Leaving isolation for emergency care
If you are in mandatory isolation or quarantine but need to leave home to receive COVID-19 testing, emergency care, or critical care for pre-existing medical conditions, follow the rules in the exemption orders carefully:
- pre-arrange your appointment and leave your isolation area only on the date and at the time of your appointment
- follow all instructions provided by 811 or health-care providers
- use private transportation where practical
- maintain physical distance from others when shared transportation is necessary – travel directly to your appointment with no stops
- follow instructions provided by 911 if you require emergency care
Read the exemption orders for more information:
- Isolation rules for individuals under age 18
- Conditions to allow individuals in isolation to temporarily leave isolation to take minor children for medical care
- Conditions to allow individuals to accompany a dependent adult for medical care
- Conditions to allow individuals in isolation a temporary leave to be present during the end of life of a loved one
- Clarifies mandatory isolation for individuals and the mild side effects that some individuals may experience following vaccination.
How to prepare
Create a household action plan
Talk with the people who need to be included in your plan.

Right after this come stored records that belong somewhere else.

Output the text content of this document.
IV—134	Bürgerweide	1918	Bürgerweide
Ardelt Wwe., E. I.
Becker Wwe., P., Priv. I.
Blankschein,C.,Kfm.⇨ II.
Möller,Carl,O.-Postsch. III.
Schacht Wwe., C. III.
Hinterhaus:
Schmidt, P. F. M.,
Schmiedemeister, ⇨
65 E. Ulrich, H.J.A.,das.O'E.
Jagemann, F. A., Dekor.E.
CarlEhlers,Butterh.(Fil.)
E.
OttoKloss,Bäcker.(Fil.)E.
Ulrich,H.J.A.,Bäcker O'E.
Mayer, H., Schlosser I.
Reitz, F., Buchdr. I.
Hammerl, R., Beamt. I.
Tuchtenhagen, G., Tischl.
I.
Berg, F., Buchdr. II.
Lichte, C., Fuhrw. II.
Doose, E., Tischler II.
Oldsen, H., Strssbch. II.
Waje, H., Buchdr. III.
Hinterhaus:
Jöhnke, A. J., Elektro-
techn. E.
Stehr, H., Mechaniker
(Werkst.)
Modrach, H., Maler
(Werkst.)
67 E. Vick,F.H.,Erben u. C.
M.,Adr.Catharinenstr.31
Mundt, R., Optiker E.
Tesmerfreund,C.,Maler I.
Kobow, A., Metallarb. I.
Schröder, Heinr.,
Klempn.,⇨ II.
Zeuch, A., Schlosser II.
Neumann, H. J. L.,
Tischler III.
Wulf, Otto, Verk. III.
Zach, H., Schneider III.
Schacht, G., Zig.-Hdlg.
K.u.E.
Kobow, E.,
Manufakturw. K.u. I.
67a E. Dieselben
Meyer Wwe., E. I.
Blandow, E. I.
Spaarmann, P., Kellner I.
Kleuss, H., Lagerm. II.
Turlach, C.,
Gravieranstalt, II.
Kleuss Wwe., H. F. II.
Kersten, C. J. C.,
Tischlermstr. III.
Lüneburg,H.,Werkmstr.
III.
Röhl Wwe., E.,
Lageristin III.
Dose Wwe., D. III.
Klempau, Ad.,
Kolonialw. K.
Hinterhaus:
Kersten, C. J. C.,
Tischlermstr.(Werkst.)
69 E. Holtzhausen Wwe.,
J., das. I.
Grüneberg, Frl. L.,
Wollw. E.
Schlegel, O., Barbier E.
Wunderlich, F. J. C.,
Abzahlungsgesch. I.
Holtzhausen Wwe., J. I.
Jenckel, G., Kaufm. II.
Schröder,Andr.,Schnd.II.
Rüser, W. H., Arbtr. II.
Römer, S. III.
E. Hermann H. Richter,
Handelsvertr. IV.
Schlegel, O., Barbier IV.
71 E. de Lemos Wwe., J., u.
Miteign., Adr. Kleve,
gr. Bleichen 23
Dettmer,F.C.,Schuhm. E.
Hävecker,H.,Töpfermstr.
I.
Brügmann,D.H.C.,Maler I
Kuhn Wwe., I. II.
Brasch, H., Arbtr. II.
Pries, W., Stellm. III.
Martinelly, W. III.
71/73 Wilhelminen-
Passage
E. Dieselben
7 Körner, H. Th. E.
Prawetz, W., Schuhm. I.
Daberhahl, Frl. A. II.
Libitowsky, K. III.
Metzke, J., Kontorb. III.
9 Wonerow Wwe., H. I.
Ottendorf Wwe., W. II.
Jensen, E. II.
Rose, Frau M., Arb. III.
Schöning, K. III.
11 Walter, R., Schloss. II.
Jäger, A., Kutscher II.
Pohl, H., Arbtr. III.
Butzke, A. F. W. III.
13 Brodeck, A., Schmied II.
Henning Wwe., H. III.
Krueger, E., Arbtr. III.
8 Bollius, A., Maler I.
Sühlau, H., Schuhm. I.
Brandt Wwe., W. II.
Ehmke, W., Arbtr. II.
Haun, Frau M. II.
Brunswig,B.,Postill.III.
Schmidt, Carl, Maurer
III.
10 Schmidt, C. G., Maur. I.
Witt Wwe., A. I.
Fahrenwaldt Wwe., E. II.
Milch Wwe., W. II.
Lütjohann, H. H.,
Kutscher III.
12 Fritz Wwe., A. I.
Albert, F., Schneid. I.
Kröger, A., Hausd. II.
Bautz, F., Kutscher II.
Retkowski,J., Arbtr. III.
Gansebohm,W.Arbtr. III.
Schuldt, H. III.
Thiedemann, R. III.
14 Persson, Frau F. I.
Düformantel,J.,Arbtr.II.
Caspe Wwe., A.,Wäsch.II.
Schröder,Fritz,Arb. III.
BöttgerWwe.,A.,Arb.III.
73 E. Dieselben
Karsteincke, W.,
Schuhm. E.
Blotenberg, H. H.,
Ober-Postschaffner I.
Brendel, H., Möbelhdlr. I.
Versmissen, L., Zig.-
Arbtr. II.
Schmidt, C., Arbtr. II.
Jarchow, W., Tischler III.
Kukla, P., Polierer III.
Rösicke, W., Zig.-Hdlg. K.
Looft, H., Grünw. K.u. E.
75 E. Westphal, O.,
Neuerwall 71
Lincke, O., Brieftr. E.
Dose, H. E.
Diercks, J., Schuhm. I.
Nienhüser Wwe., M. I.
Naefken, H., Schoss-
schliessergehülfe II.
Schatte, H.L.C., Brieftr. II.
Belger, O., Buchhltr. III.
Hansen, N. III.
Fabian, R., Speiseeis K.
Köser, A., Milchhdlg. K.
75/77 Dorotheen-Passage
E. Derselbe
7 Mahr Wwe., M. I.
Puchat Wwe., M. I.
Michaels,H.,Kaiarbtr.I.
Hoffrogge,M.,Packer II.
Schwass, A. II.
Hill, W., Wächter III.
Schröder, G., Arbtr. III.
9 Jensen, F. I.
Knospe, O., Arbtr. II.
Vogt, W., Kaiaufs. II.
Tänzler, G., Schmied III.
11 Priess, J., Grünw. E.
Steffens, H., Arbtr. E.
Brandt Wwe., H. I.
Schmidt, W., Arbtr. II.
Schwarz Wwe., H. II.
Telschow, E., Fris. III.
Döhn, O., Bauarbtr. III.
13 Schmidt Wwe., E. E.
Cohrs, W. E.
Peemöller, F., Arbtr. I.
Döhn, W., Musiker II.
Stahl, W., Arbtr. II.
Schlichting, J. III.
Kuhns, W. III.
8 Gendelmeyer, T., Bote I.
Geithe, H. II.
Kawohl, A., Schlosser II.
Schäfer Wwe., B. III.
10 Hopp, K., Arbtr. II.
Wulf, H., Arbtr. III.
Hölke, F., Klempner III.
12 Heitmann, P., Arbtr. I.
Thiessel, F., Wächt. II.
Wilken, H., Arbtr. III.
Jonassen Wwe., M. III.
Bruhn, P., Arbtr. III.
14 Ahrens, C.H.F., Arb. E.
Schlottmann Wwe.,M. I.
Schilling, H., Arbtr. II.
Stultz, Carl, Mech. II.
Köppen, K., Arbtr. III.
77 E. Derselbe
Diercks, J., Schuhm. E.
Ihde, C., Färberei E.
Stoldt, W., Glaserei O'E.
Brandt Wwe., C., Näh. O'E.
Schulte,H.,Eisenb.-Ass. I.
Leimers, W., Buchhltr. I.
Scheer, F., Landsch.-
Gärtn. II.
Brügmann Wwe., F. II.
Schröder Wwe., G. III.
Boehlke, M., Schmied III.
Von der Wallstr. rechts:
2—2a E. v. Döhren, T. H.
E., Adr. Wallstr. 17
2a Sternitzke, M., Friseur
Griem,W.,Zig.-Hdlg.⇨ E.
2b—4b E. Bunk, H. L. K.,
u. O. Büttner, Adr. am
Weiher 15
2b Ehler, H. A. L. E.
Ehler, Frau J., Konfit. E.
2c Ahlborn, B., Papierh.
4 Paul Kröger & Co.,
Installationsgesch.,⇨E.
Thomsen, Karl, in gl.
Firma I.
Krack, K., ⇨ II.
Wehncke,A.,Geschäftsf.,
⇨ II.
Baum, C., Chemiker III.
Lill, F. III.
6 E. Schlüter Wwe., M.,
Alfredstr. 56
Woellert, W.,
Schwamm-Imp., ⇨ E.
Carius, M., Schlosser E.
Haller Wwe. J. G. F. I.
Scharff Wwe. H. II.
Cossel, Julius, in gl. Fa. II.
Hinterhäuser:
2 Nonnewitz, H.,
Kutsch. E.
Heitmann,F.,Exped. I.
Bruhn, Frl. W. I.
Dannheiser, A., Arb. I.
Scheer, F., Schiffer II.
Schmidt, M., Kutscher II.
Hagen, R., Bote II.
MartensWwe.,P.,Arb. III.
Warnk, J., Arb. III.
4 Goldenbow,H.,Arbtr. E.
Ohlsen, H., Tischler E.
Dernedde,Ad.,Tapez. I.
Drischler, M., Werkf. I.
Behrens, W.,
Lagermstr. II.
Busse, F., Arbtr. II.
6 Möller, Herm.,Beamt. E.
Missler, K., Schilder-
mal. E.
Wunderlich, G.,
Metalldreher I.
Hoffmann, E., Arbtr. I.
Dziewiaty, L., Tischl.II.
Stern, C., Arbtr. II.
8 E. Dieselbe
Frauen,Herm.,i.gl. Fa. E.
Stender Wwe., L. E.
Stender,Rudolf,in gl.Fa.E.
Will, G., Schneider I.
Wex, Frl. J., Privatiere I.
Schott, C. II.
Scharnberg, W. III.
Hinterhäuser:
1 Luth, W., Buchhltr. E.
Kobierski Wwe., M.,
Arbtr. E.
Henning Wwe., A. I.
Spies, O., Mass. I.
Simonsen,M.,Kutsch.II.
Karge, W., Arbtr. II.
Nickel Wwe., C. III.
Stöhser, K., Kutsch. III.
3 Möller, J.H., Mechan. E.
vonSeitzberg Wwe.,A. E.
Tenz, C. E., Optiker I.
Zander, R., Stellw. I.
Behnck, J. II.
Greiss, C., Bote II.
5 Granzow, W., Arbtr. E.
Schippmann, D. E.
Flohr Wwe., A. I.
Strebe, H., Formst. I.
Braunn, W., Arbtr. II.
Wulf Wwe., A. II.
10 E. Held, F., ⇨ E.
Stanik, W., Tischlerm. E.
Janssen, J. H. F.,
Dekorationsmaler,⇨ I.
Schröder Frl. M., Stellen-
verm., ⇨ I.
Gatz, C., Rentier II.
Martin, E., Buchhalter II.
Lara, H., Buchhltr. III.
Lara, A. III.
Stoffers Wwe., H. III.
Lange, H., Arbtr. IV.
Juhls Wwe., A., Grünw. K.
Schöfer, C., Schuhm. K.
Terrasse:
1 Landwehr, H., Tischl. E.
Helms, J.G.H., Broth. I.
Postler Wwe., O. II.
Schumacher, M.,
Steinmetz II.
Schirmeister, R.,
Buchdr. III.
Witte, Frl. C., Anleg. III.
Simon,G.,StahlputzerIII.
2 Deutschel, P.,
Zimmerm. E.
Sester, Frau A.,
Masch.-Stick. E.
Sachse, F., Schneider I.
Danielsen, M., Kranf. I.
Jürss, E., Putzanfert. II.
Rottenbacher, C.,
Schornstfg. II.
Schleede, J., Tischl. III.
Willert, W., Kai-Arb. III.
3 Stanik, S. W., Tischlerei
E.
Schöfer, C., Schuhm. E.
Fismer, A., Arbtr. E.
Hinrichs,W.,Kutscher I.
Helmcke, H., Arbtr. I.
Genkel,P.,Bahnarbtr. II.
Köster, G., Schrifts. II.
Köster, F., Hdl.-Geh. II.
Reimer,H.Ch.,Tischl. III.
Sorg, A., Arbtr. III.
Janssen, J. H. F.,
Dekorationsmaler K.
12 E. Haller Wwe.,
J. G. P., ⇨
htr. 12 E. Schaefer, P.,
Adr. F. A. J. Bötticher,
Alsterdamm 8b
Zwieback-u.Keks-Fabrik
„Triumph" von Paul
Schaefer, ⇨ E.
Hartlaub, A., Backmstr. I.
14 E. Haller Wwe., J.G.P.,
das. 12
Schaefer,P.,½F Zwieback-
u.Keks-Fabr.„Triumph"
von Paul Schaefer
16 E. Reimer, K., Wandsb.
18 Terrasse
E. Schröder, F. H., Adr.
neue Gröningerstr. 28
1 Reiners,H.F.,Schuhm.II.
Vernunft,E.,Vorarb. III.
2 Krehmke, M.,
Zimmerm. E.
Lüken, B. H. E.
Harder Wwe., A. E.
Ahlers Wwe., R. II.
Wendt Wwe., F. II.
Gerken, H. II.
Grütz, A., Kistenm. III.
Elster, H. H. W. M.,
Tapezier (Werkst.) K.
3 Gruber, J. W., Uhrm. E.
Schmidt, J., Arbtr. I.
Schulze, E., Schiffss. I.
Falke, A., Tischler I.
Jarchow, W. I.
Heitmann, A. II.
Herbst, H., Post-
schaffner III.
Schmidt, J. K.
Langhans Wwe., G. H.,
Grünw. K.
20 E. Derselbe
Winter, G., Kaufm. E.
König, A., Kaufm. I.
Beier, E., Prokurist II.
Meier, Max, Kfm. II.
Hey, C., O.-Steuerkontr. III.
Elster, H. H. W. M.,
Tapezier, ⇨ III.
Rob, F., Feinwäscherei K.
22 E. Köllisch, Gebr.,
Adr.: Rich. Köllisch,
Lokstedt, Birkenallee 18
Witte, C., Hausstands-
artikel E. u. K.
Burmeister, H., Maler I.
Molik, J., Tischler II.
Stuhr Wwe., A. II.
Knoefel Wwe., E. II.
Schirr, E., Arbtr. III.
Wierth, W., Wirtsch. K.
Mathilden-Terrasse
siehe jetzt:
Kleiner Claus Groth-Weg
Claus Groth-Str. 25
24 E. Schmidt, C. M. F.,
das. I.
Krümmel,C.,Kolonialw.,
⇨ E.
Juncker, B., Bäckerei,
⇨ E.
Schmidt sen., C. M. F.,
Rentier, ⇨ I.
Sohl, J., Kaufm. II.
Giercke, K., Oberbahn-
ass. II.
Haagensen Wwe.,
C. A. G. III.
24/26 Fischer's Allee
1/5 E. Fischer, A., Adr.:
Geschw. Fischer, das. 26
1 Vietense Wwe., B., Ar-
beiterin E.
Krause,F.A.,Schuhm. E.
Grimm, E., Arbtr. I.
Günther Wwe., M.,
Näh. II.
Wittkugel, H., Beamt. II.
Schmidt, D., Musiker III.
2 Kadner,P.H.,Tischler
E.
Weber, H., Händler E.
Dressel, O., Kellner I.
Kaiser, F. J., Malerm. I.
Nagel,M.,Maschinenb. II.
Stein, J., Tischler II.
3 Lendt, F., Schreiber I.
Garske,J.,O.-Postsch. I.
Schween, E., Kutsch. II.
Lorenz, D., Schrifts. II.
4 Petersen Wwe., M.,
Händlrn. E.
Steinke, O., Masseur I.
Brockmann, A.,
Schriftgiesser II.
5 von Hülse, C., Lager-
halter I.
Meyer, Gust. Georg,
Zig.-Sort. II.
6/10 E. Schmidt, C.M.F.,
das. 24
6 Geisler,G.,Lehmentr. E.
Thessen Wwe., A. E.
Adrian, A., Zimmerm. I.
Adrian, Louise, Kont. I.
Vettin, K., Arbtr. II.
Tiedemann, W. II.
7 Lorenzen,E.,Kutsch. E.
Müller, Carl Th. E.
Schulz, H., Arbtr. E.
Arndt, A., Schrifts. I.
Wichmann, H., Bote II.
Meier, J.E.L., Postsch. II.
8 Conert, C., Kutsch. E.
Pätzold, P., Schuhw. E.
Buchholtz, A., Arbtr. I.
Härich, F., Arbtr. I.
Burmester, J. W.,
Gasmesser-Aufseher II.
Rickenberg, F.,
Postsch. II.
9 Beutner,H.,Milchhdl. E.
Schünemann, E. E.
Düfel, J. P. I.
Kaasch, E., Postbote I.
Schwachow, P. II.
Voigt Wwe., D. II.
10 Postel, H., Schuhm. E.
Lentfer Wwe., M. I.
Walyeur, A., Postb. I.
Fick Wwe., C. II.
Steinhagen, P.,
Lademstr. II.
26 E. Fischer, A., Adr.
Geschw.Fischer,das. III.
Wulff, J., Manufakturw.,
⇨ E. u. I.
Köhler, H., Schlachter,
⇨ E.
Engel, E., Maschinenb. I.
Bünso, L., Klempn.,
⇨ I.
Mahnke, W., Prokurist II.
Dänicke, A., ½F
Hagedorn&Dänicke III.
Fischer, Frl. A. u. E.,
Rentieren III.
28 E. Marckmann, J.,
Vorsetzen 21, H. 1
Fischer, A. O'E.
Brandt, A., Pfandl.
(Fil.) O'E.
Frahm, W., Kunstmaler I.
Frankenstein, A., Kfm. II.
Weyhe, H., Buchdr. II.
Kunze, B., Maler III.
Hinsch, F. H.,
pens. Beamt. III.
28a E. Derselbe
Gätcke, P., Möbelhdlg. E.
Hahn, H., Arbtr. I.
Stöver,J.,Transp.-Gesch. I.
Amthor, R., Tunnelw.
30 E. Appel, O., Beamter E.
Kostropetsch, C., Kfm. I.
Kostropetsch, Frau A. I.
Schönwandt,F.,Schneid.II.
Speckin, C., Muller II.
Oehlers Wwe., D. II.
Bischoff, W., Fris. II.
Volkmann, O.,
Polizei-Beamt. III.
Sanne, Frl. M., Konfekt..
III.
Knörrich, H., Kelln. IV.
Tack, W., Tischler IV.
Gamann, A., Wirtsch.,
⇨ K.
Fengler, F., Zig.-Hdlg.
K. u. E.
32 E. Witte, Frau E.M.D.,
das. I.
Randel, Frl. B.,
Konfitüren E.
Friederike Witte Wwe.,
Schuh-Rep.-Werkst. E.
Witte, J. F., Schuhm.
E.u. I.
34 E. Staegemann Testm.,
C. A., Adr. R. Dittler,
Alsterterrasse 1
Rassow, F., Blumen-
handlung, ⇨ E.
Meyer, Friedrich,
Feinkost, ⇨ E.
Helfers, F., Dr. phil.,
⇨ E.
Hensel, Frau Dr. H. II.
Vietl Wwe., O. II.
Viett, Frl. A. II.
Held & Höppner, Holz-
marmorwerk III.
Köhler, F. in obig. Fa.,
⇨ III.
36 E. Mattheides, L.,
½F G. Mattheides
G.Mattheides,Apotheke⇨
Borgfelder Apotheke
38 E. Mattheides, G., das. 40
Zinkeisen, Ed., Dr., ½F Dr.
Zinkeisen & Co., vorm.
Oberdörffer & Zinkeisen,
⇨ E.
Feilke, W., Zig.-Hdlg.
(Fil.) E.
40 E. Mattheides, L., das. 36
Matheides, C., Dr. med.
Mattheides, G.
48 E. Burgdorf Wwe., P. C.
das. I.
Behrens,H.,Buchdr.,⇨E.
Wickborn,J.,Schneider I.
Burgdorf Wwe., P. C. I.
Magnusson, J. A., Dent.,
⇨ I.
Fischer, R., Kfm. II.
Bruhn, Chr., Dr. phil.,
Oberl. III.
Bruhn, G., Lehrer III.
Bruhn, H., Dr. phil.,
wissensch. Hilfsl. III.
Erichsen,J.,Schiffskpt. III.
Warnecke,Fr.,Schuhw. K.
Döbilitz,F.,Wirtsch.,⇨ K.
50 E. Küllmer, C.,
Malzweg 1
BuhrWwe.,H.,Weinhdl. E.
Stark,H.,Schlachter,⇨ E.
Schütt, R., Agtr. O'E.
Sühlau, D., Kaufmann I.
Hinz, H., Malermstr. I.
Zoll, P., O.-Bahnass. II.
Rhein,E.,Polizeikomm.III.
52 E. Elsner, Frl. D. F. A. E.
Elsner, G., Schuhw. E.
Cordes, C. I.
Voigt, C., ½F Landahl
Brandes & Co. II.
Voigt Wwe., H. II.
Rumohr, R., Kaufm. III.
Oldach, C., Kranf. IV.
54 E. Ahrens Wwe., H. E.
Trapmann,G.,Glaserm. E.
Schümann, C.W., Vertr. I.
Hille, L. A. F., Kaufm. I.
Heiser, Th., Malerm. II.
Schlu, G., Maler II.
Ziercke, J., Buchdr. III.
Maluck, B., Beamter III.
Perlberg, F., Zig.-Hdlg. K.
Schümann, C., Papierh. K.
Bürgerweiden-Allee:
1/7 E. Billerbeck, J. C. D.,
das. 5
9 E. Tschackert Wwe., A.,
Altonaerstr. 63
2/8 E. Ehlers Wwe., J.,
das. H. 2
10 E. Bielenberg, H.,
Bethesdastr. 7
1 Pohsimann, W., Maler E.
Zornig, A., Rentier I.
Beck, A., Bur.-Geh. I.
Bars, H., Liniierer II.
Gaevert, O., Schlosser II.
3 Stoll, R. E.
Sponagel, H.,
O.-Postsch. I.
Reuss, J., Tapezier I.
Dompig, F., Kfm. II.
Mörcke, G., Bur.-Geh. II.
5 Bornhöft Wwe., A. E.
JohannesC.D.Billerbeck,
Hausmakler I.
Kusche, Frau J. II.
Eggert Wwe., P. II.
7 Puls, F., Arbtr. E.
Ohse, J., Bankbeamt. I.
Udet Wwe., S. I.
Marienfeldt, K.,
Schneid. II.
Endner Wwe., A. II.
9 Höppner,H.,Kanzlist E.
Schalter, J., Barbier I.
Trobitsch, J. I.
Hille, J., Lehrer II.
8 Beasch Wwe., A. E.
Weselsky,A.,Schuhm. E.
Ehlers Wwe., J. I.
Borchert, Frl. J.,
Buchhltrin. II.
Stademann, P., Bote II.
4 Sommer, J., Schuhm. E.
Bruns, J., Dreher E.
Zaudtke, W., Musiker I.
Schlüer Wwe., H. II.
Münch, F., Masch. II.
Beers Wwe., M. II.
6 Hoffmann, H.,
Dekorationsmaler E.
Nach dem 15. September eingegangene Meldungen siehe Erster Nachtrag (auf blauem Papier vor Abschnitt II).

- Discuss what to do if a case occurs in your household and what the needs of each person will be with your household members, family and friends.
- Household contacts who are not fully vaccinated should stay home for 10 days (i.e. not attend, work, school or other activities).
- Plan ways to care for those at greater risk of serious complications, such as ensuring you have sufficient medication, and determining what supplies are needed and how they can be delivered.
- Talk with your neighbours about emergency planning.
- Create a list of local organizations you can contact if you need access to information, health-care services, support or resources.
- Create an emergency contact list.
Prepare a space
- Choose a room in your home you can use to separate sick household members from healthy ones.
- Choose a separate bathroom for sick individuals to use, if possible.
- Plan to clean these rooms as needed when someone is sick.
- Have 72 hours’ worth of food and supplies at home. We do not recommend stockpiling goods.
Getting food and supplies
- Use delivery services for errands like grocery shopping. If delivery is not available, use contactless curbside pick-up options. Stay in your vehicle at all times and wear a mask.
- Ask friends or family to drop off food, medicine and other supplies.
Don’t share household items
- Don’t share household items like dishes, drinking glasses, cups, eating utensils, towels and pillows.
- After using these items, wash them thoroughly with soap and water, place in the dishwasher for cleaning, or wash in the washing machine.
- Regularly clean and disinfect frequently touched surfaces such as doorknobs and counters.
Wash your hands
- Wash your hands often with soap and water thoroughly for at least 20 seconds.
- Use an alcohol-based hand sanitizer if soap and water are not available and if your hands are not visibly dirty.
- Don’t touch your eyes, nose, and mouth with unwashed hands.
Cover your coughs and sneezes
- Cover your mouth and nose with a tissue or your sleeve when you cough or sneeze.
- Throw used tissues in the garbage and immediately wash your hands with soap and water for at least 20 seconds.
- Use alcohol-based hand sanitizer if soap and water are not available.